Step 1: Build the square auxiliary matrix
X = Q^\dagger \bar{Q} - \bar{R} R^\dagger \in \mathbb{C}^{K \times K}
Step 2: Project to the lower-triangular skew part
Define the adjoint helper used in the wide reduced-QR backward:
\mathrm{trilImInvAdjSkew}(X) = \begin{cases} \mathrm{tril}(X - X^\top) & \text{real case}, \\ \mathrm{tril}(X - X^\dagger)\ \text{with imaginary diagonal halved} & \text{complex case}. \end{cases}
For the current tenferro-linalg implementation, the real-valued specialization is the one in use.
Step 3: Solve for the leading block
\bar{A}_{\mathrm{lead}} = Q \, \mathrm{trilImInvAdjSkew}(X)\, R_1^{-\dagger}
This produces the cotangent for the leading K columns only.
Step 4: Embed and add the direct R path
Let \pi^\*(Y) embed a K \times K block back into the full-width K \times N matrix by padding trailing zero columns:
\pi^\*(Y) = [Y \mid 0].
Then the full reverse rule is
\bar{A} = \pi^\*(\bar{A}_{\mathrm{lead}}) + Q \bar{R}.
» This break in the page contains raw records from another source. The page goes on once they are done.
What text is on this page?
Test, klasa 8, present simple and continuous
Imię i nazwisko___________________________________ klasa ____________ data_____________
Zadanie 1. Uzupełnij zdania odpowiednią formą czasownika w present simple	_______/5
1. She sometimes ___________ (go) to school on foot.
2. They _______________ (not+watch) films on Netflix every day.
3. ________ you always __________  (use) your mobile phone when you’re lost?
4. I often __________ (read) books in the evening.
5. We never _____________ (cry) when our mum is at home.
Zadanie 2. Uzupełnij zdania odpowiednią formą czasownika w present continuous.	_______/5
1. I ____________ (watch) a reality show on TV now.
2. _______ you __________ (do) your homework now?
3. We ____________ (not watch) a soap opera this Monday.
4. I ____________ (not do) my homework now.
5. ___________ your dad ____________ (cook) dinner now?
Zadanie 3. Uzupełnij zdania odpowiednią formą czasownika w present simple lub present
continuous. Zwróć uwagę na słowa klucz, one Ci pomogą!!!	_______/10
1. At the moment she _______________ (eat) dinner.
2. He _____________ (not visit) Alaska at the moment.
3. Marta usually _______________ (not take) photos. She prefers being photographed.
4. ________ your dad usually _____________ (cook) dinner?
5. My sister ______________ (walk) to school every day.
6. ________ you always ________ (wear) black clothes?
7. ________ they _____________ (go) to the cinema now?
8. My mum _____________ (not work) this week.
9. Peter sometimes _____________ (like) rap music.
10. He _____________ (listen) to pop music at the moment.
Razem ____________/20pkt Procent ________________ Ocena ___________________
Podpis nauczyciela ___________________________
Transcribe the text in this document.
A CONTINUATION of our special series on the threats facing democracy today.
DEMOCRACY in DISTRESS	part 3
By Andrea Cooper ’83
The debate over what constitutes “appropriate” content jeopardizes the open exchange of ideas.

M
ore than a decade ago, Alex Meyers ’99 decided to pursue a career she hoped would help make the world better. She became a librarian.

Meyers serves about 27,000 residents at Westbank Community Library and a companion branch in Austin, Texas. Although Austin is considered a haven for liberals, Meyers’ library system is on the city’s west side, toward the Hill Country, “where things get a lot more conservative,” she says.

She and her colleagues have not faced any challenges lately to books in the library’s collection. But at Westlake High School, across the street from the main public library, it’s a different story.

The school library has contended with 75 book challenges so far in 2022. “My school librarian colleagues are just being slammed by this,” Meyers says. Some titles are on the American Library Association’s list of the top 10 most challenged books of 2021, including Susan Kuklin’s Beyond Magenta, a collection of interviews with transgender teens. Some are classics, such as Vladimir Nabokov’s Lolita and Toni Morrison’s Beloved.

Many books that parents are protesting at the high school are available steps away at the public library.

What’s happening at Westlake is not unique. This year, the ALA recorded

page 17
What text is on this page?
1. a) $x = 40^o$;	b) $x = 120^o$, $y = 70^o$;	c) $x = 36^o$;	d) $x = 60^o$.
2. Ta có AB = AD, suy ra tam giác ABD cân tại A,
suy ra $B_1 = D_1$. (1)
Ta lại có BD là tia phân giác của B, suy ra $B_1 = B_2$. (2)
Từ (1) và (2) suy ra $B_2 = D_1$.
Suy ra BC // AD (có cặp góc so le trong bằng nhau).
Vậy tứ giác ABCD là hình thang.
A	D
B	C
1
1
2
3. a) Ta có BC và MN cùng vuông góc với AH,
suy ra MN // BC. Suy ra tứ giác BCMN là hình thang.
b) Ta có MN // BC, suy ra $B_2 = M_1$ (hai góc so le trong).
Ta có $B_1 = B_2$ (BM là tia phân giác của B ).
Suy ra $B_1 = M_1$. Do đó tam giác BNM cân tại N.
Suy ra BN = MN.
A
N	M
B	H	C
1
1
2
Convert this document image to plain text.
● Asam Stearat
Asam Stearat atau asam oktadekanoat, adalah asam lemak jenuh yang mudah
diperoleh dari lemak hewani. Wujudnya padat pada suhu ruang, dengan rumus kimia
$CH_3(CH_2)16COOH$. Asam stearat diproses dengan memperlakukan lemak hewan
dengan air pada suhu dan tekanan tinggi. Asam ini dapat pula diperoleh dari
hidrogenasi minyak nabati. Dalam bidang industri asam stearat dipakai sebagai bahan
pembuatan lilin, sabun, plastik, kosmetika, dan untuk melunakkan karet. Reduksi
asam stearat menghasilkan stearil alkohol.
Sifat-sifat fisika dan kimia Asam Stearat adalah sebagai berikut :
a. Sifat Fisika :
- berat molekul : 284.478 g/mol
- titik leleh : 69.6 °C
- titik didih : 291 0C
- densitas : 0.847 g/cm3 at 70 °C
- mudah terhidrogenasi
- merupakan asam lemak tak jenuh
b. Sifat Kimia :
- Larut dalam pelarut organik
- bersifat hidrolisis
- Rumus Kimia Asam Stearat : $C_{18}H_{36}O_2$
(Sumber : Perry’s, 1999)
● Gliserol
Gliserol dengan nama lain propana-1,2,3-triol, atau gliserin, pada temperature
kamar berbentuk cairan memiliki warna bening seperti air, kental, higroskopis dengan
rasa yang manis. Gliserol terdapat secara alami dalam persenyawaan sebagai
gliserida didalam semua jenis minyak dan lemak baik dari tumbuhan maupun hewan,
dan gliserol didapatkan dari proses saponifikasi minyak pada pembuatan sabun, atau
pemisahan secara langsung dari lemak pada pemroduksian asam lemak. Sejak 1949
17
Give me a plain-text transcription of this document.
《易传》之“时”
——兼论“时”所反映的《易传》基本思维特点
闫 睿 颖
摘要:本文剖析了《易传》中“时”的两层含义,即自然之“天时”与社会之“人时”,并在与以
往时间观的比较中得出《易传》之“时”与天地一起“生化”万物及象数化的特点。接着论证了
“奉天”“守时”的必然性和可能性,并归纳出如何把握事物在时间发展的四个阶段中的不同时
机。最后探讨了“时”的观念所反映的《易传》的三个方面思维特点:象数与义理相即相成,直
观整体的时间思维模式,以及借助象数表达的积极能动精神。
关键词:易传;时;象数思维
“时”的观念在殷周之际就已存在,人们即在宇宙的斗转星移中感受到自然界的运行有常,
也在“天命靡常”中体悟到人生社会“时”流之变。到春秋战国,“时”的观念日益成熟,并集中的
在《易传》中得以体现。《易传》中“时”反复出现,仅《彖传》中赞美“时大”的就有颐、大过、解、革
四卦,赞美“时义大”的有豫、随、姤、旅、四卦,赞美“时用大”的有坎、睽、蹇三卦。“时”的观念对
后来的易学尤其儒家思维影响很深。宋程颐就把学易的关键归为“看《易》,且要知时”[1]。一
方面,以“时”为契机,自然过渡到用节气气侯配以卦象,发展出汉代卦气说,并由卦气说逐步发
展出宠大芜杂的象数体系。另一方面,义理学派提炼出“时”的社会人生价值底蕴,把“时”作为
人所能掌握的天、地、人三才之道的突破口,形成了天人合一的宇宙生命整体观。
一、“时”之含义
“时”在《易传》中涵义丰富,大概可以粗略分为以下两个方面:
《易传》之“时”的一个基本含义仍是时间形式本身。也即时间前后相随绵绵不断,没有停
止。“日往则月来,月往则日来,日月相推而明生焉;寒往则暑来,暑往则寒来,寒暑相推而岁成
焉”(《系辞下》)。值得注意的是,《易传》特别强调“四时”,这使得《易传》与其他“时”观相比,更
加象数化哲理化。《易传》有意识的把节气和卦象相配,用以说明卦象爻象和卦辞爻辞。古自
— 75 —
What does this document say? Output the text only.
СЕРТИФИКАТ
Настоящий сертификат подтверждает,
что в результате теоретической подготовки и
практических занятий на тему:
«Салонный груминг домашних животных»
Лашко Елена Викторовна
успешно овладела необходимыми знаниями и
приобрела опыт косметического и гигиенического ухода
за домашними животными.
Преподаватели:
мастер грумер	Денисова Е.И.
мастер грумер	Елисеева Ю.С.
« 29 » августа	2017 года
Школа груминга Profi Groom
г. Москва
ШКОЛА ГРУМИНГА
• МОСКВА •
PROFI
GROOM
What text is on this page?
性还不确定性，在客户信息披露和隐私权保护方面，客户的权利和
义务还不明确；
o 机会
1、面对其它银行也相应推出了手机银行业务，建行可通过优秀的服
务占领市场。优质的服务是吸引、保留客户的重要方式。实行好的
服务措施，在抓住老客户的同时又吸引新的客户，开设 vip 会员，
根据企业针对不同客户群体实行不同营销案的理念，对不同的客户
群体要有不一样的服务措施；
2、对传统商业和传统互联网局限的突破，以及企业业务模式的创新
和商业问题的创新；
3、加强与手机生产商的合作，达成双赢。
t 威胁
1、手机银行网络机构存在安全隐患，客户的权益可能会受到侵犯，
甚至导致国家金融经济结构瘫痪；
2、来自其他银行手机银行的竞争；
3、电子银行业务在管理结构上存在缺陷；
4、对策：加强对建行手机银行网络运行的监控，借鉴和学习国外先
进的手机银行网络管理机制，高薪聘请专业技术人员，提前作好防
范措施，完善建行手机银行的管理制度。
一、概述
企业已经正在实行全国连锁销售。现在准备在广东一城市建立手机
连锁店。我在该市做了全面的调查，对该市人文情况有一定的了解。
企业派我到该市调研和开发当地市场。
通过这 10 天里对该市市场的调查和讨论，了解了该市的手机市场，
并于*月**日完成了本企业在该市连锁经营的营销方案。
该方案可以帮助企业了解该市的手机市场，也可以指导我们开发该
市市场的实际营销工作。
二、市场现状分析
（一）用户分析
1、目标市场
The first term accounts for the orthogonality constraint on Q together with the triangular structure of the leading block of R. The second term is the direct cotangent flow through the explicit Q \bar{R} contribution.
Implementation note
This is the formula used by the current tenferro-linalg::qr_rrule implementation, and it matches the reduced-QR backward written in PyTorch’s manual autograd formulas for the real case.
LQ Forward
A = LQ, \quad A \in \mathbb{C}^{M \times N}
- L \in \mathbb{C}^{M \times K}, lower triangular, K = \min(M, N)
- Q \in \mathbb{C}^{K \times N}, QQ^\dagger = I_K
LQ is the transpose dual of QR: if A = LQ then A^\dagger = Q^\dagger L^\dagger is a QR decomposition.
LQ Case 1: Full-rank (N \geq M, square L)
When K = M (i.e. L is M \times M square lower triangular):
Steps
W = L^\dagger \bar{L} - \bar{Q} Q^\dagger
H = \mathrm{copyltu}(W)
C = HQ + \bar{Q}
\bar{A} = L^{-\dagger} C
Implementation: Solve L^\dagger X = C via trtrs('L', 'C', 'N', L, C).
Complete formula (full-rank)
\bar{A} = L^{-\dagger} \left[\mathrm{copyltu}(L^\dagger \bar{L} - \bar{Q} Q^\dagger) Q + \bar{Q}\right]
LQ Case 2: Tall L (M > N, K = N)
Partition:
L = \begin{pmatrix} U \\ D \end{pmatrix}, \quad U \in \mathbb{C}^{K \times K} \text{ lower triangular}, \quad D \in \mathbb{C}^{(M-K) \times K}
and A = \begin{pmatrix} U \\ D \end{pmatrix} Q, so A_1 = UQ and A_2 = DQ.
Backward
Partition \bar{L} = \begin{pmatrix} \bar{U} \\ \bar{D} \end{pmatrix}.
\bar{A}_1 = \mathrm{lq\_back\_fullrank}(U, Q, \bar{U}, \bar{Q} + \bar{D}^\dagger A_2)
\bar{A}_2 = \bar{D} Q
\bar{A} = \begin{pmatrix} \bar{A}_1 \\ \bar{A}_2 \end{pmatrix}
Verification
Reconstruction check (forward)
\|A - QR\|_F < \varepsilon, \quad Q^\dagger Q \approx I, \quad R \text{ is upper triangular}
Gradient check (backward)
Scalar test function (exercises both \bar{Q} and \bar{R} jointly):
f(A) = \mathrm{Re}(v^\dagger \mathrm{op} \, v + v_2^\dagger \mathrm{op}_2 \, v_2), \quad v = Q_{:,1}, \quad v_2 = R_{2,:}
where \mathrm{op}, \mathrm{op}_2 are random Hermitian matrices independent of A.
References
- M. Seeger, A. Hetzel, Z. Dai, E. Meissner, N. D. Lawrence, “Auto-Differentiating Linear Algebra,” 2018.
- H.-J. Liao, J.-G. Liu, L. Wang, T. Xiang, “Differentiable Programming Tensor Networks,” 2019.